De ce rapport - il n’est pas le premier à revendiquer une chaîne logistique plus compétitive - on retiendra ce plaidoyer déplorant un manque d’intérêt, et des revendications basiques déjà connues. Le résumé et la synthèse en donnent les orientations :
- rassembler les associations « sous un toit commun ». Bon, on reconnait là le discours tenu lors de l’unification au sein de la FFOCT puis de TLF des familles de la « chaîne » ;
- Etablir un comité exécutif de la logistique, avec un secrétariat... vieille revendication liée à l’interministérialité de la logistique, paradoxalement toujours pendante bien que les ministères deviennent de plus en plus gros... sans d’ailleurs faire diminuer le nombre de ministres.

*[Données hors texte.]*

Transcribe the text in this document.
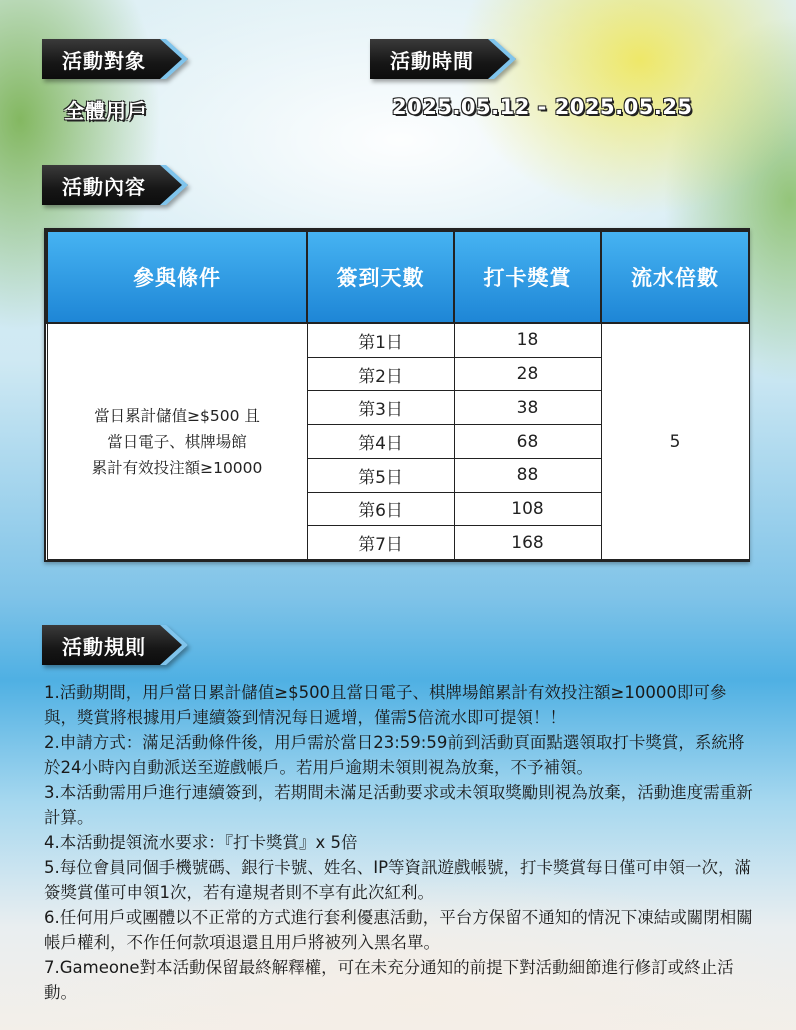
活動對象
全體用戶
活動時間
2025.05.12 - 2025.05.25
活動內容
參與條件	簽到天數	打卡獎賞	流水倍數

當日累計儲值≥$500 且
當日電子、棋牌場館
累計有效投注額≥10000	第1日	18	5
	第2日	28	
	第3日	38	
	第4日	68	
	第5日	88	
	第6日	108	
	第7日	168	
活動規則

1.活動期間，用戶當日累計儲值≥$500且當日電子、棋牌場館累計有效投注額≥10000即可參與，獎賞將根據用戶連續簽到情況每日遞增，僅需5倍流水即可提領！！

2.申請方式：滿足活動條件後，用戶需於當日23:59:59前到活動頁面點選領取打卡獎賞，系統將於24小時內自動派送至遊戲帳戶。若用戶逾期未領則視為放棄，不予補領。

3.本活動需用戶進行連續簽到，若期間未滿足活動要求或未領取獎勵則視為放棄，活動進度需重新計算。

4.本活動提領流水要求：『打卡獎賞』x 5倍

5.每位會員同個手機號碼、銀行卡號、姓名、IP等資訊遊戲帳號，打卡獎賞每日僅可申領一次，滿簽獎賞僅可申領1次，若有違規者則不享有此次紅利。

6.任何用戶或團體以不正常的方式進行套利優惠活動，平台方保留不通知的情況下凍結或關閉相關帳戶權利，不作任何款項退還且用戶將被列入黑名單。

7.Gameone對本活動保留最終解釋權，可在未充分通知的前提下對活動細節進行修訂或終止活動。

J’allais dire : « bon courage ». Sans délégation claire de compétence, tout ça ne consistera qu’à alimenter un comité interministériel de plus, s’il survit.

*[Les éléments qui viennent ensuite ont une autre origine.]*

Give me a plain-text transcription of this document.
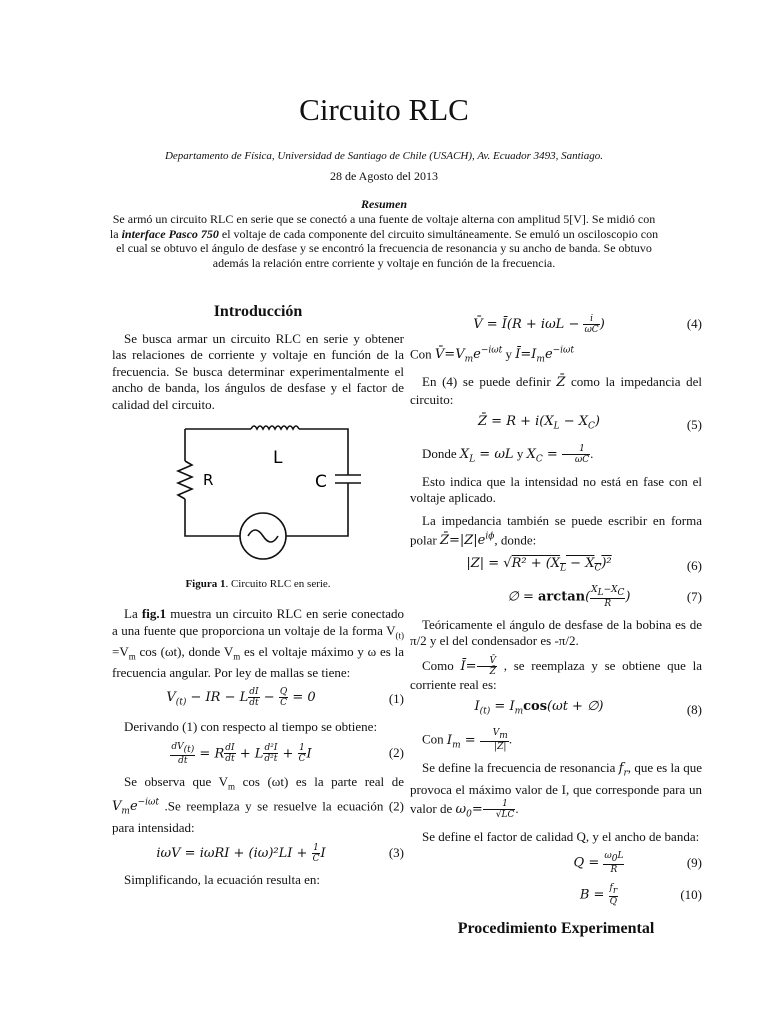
Circuito RLC
Departamento de Física, Universidad de Santiago de Chile (USACH), Av. Ecuador 3493, Santiago.
28 de Agosto del 2013
Resumen
Se armó un circuito RLC en serie que se conectó a una fuente de voltaje alterna con amplitud 5[V]. Se midió con la interface Pasco 750 el voltaje de cada componente del circuito simultáneamente. Se emuló un osciloscopio con el cual se obtuvo el ángulo de desfase y se encontró la frecuencia de resonancia y su ancho de banda. Se obtuvo además la relación entre corriente y voltaje en función de la frecuencia.
Introducción
Se busca armar un circuito RLC en serie y obtener las relaciones de corriente y voltaje en función de la frecuencia. Se busca determinar experimentalmente el ancho de banda, los ángulos de desfase y el factor de calidad del circuito.
L
R	C
Figura 1. Circuito RLC en serie.
La fig.1 muestra un circuito RLC en serie conectado a una fuente que proporciona un voltaje de la forma $V_{(t)} =V_m$ cos (ωt), donde $V_m$ es el voltaje máximo y ω es la frecuencia angular. Por ley de mallas se tiene:
$V_{(t)}$ − IR − L $\frac{dI}{dt} - \frac{Q}{C} = 0$	(1)
Derivando (1) con respecto al tiempo se obtiene:
$\frac{dV(t)}{dt} = R \frac{dI}{dt} + L \frac{\text{d²I}}{\text{d²t}} + \frac{1}{C}$ I	(2)
Se observa que $V_m$ cos (ωt) es la parte real de $V_me^{-i\omega t}$ .Se reemplaza y se resuelve la ecuación (2) para intensidad:
$i\omega V = i\omega RI + (i\omega)^2LI + \frac{1}{C}$ I	(3)
Simplificando, la ecuación resulta en:
V̄ = Ī(R + $i\omega L - \frac{i}{\omega C}$ )	(4)
Con $V̄=V_me^{-i\omega t}$ y $Ī=I_me^{-i\omega t}$
En (4) se puede definir Z̄ como la impedancia del circuito:
Z̄ = $R + i(X_L - X_C)$	(5)
Donde $X_L = \omega L$ y $X_C = \frac{1}{\omega C}$ .
Esto indica que la intensidad no está en fase con el voltaje aplicado.
La impedancia también se puede escribir en forma polar $Z̄=|Z|e^{i\phi}$, donde:
$|Z| = √R^2 + (X_L - X_C)^2$	(6)
∅ = $\arctan( \frac{XL-XC}{R}$ )	(7)
Teóricamente el ángulo de desfase de la bobina es de π/2 y el del condensador es -π/2.
Como Ī= $\frac{V̄}{Z̄}$ , se reemplaza y se obtiene que la corriente real es:
$I_{(t)} = I_m\cos(\omega t$ + ∅)	(8)
Con $I_m = \frac{Vm}{|Z|}$ .
Se define la frecuencia de resonancia $f_r$, que es la que provoca el máximo valor de I, que corresponde para un valor de $\omega_0= \frac{1}{√LC}$ .
Se define el factor de calidad Q, y el ancho de banda:
$Q = \frac{\omega 0L}{R}$	(9)
$B = \frac{fr}{Q}$	(10)
Procedimiento Experimental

- Fixer au niveau de chaque bassin logistique une organisation locale regroupant tous les acteurs. Autant dire que là aussi, il s’agit de structure qui existent, ont existé, et pourraient exister, à condition qu’on prenne en compte par ailleurs les enjeux logistiques. Je me souviens de l’expérience des observatoires régionaux, et de bien d’autres structures sympathiques, hélas peu entendues.

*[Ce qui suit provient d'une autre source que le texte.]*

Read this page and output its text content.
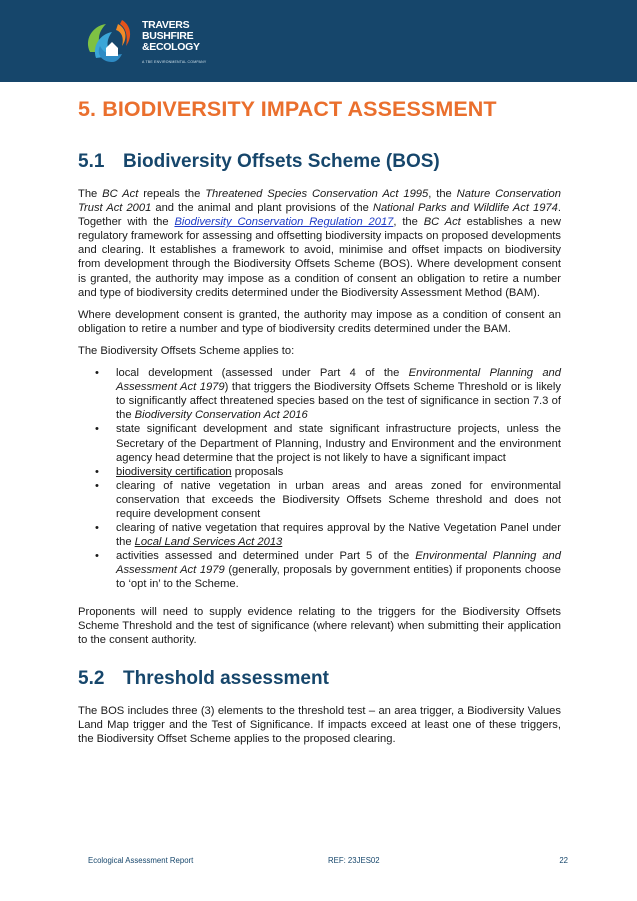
TRAVERS
BUSHFIRE
&ECOLOGY
A TBE ENVIRONMENTAL COMPANY
5. BIODIVERSITY IMPACT ASSESSMENT
5.1 Biodiversity Offsets Scheme (BOS)

The BC Act repeals the Threatened Species Conservation Act 1995, the Nature Conservation Trust Act 2001 and the animal and plant provisions of the National Parks and Wildlife Act 1974. Together with the Biodiversity Conservation Regulation 2017, the BC Act establishes a new regulatory framework for assessing and offsetting biodiversity impacts on proposed developments and clearing. It establishes a framework to avoid, minimise and offset impacts on biodiversity from development through the Biodiversity Offsets Scheme (BOS). Where development consent is granted, the authority may impose as a condition of consent an obligation to retire a number and type of biodiversity credits determined under the Biodiversity Assessment Method (BAM).

Where development consent is granted, the authority may impose as a condition of consent an obligation to retire a number and type of biodiversity credits determined under the BAM.

The Biodiversity Offsets Scheme applies to:

• local development (assessed under Part 4 of the Environmental Planning and Assessment Act 1979) that triggers the Biodiversity Offsets Scheme Threshold or is likely to significantly affect threatened species based on the test of significance in section 7.3 of the Biodiversity Conservation Act 2016
• state significant development and state significant infrastructure projects, unless the Secretary of the Department of Planning, Industry and Environment and the environment agency head determine that the project is not likely to have a significant impact
• biodiversity certification proposals
• clearing of native vegetation in urban areas and areas zoned for environmental conservation that exceeds the Biodiversity Offsets Scheme threshold and does not require development consent
• clearing of native vegetation that requires approval by the Native Vegetation Panel under the Local Land Services Act 2013
• activities assessed and determined under Part 5 of the Environmental Planning and Assessment Act 1979 (generally, proposals by government entities) if proponents choose to ‘opt in’ to the Scheme.

Proponents will need to supply evidence relating to the triggers for the Biodiversity Offsets Scheme Threshold and the test of significance (where relevant) when submitting their application to the consent authority.

5.2 Threshold assessment

The BOS includes three (3) elements to the threshold test – an area trigger, a Biodiversity Values Land Map trigger and the Test of Significance. If impacts exceed at least one of these triggers, the Biodiversity Offset Scheme applies to the proposed clearing.

Ecological Assessment Report	REF: 23JES02	22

- Et puis il y a le plan d’urgence. On y trouve les grands classiques : le passage aux frontières (on ne serait pas bons... alors que d’aucuns nous vantent le contraire), traiter (enfin) de la fiscalité des entrepôts (« qui ne sont pas des usines », si j’en crois ce qu’on dit), raccourcir les délais de construction/aménagement des entrepôts (sauf qu’on sait tous que tout dépend quand même des règles générales d’urbanisme, et d’éventuels recours). Puis vient la question - centrale des métiers, de leur attractivité et de la formation ! Juste bataille. J’y ai participé de mon côté quelques années avec des résultats encourageants, mais avec un soutien mitigé des instances universitaires, et un désintérêt du ministère des transports. Il faudra sans doute faire mieux. Mais il faut aussi que la profession réfléchisse aussi sur elle-même : les auteurs du rapport ont, sur ce point l’optimisme de parler de « mesures simples », ce qui est sans doute un abus de langage. Viennent ensuite un beau thème : l’égalité des conditions d’exploitation routière avec les allemands et les néerlandais. Soit. On devine pourquoi on ne cite ni les Italiens ni les Belges, et pour des raisons inverses pas les Espagnols. Mais on aurait aimé plus d’enthousiasme européen sur ce plan.
L’accélération de l’investissement informatique est enfin revendiqué. Soit. Qu’on le fasse.
Bravo ! Mais quel temps perdu.
Mais revenons en au rapport lui même. Un thème m’a singulièrement frappé. Celui qui traite du « peu d’énergie de réflexion consacré à la logistique ». Merci. Le constat, sévère qui est mené non seulement est juste, mais il est exactement celui je n’avais pu - avec d’autres - formuler au cours des dernières décennies. C’est en conscience que l’administration - et les politiques - ont manifesté leur manque d’intérêt. C’est en conscience que les élus ne donnent aucune suite aux table rondes, conventions, groupes de travail, etc, animés avec ou pour eux dans les collectivités locales. C’est en conscience que les organisations professionnelles ont choisi de maintenir leurs divisions, d’ailleurs parfaitement compréhensibles sur certains sujets.
C’est en conscience que l’Etat a choisi de supprimer l’Observatoire Economique et Statistique des Transports, le Conseil National des Transports, le Predit, c’est en conscience qu’on a refusé de mettre les moyens de recherche nécessaires sur les questions du fret (c’est même pour ça que j’ai quitté le ministère). C’est en conscience qu’on a supprimé le plan et ses commissions thématiques, qui avaient à plusieurs reprise mis l’accent sur le caractère stratégique de la logistique. C’est en conscience que l’on ne développe pas le système d’information géolocalisé qui serait nécessaire à nos professionnels, nos collectivités et à l’Etat. Bref, sans en rajouter, j’ai envie tout à la fois de dire « bravo » et de considérer que nous avons, une fois encore, perdu énormément de temps.